The Ambassador Of Country Music Marty Stuart Brings The Honky-Tonk Sound To the Pee Dee


This appeared on SCNow.com - April 27, 2014

 Before he became one of, if not the, most respected curators and representatives of traditional country music, Marty Stuart was living the life backing up one of the genre’s true titans, Johnny Cash.

While on tour in 1983, Stuart was looking to earn his road stripes.

Another face on country and rock music’s Mount Rushmore, Jerry Lee Lewis, was happy to oblige.

So after the two went at it for about 48 hours — carrying on, as your grandmother might politely put it — Stuart crashed in his hotel room.

Some 30 minutes later, a rap came upon his door. There, standing with his shirt off, was Lewis.

And he was covered in chocolate cake.

Naturally, like any man doused in delicious confection, The Killer only asked Stuart for one thing.

“He asked if he could borrow my fiddle,” Stuart said with a laugh.

It was the first and last time he saw Lewis covered in dessert. It was also the last time he saw that fiddle.

No hard feelings, though, because “Uncle Jerry,” as Stuart lovingly calls him, is part of the large extended country music family that Stuart has gathered in his four-plus decades in the business.

He turned professional at the ripe old age of 12, playing with the Sullivan Family, a bluegrass-gospel group. The following year, he became a member of The Nashville Grass, the backup band to the legendary Lester Flatt.

He was 13 at the time, a teen on his own in the bright lights of Nashville, Tenn. So wherever Flatt went, Stuart was by his side, meeting the likes of Earl Scruggs, Bill Monroe and Emmylou Harris.

The tutelage of those early days helped shape an appreciation for traditional country music that Stuart, 55, has carried with him for the rest of his career.

Not only does that love flow through his music but his home as well. A renowned historian and archivist, Stuart has the largest known country music collection of its kind in the country, featuring artifacts and photographs from Willie to Waylon and pretty much everyone in between.

He’s also married to one of the first ladies of country music, Connie Smith.

“I love the roots of country music,” he said. “That other stuff comes and goes, but the roots never change. My flashlight turns to authenticity. I love traditional country music and how it speaks to my heart.”

Stuart will bring some of that foot-stompin’, honky-tonkin’ country music with him Saturday when he performs at the Francis Marion University Performing Arts Center.

He said Florence is catching him and his band, The Fabulous Superlatives, at a prime time.

“We’re hotter than a firecracker right now. The sky’s the limit for us,” Stuart said, referring to his two records coming out later this year as well as his top-rated show on RFD-TV that harkens back to the variety country music shows of yore.

“We’ll play a lot of the old favorite songs Saturday, but we’ll also kind of see where the breeze takes us,” he said.

After leaving Cash’s band in the mid-80s and embarking on a successful Grammy Award-winning solo career, Stuart put together the Fabulous Superlatives, consisting of “Handsome” Harry Stinson, “Apostle” Paul Martin and axman extraordinaire “Cousin” Kenny Vaughan.

Cash was long associated with the Tennessee 3, and Buck Owens had his Buckaroos.
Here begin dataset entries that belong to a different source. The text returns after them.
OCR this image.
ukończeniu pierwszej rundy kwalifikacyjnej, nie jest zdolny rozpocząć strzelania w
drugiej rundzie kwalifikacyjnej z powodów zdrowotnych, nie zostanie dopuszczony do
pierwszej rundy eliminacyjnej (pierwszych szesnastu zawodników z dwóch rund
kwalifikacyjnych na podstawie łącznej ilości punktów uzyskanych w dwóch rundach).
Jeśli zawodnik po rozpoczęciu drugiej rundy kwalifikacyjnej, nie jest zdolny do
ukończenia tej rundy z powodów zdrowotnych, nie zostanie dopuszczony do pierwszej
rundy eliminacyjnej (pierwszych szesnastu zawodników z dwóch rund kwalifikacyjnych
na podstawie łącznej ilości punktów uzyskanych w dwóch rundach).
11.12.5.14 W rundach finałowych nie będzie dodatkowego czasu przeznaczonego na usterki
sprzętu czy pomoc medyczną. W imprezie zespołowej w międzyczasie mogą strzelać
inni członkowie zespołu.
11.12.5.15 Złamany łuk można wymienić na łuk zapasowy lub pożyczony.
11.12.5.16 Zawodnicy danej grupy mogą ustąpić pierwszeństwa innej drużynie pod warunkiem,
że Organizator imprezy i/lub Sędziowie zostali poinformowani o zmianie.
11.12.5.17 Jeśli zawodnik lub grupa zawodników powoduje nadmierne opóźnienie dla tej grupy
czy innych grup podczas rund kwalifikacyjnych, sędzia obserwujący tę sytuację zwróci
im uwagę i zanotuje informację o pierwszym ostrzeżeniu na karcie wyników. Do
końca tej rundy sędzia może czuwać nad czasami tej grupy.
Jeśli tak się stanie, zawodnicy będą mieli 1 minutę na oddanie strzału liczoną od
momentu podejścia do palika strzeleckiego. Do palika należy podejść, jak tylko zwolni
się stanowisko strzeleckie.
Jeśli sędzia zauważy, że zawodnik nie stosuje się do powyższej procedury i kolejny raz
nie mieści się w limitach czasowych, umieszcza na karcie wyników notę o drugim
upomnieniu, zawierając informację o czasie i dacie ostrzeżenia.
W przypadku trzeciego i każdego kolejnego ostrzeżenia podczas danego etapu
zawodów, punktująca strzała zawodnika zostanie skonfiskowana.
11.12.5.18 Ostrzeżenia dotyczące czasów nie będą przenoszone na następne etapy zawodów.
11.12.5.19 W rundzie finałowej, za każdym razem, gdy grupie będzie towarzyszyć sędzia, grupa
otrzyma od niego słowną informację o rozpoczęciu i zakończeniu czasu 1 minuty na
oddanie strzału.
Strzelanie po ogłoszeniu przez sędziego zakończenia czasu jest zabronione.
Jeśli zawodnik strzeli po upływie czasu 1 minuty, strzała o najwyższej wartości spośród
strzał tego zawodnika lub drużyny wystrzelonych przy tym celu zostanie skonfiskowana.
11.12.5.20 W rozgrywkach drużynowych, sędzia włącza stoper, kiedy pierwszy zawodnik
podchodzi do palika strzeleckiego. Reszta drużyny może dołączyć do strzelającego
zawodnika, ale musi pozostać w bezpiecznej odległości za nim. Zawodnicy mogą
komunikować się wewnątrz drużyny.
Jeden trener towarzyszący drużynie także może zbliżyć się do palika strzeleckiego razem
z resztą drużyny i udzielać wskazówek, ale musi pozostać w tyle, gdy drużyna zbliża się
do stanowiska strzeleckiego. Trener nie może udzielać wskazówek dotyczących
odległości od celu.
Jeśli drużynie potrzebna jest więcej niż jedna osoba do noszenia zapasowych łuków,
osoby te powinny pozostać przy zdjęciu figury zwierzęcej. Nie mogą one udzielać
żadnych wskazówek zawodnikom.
Stuart said The Fabulous Superlatives will be the band that will be talked about for years to come.

“They live up their name,” he said. “They’re statesmen. They’re the band of a lifetime.”

Stuart said playing in a performing arts center is career-affirming, accomplishing a goal he had in mind when putting together the Superlatives about a decade ago.

“When I put together the Superlatives, we wanted to get country music accepted as an American cultural art form along with dance, ballet and the like,” he said. “The fact that we are playing your Performing Arts Center tells me we are doing something right.”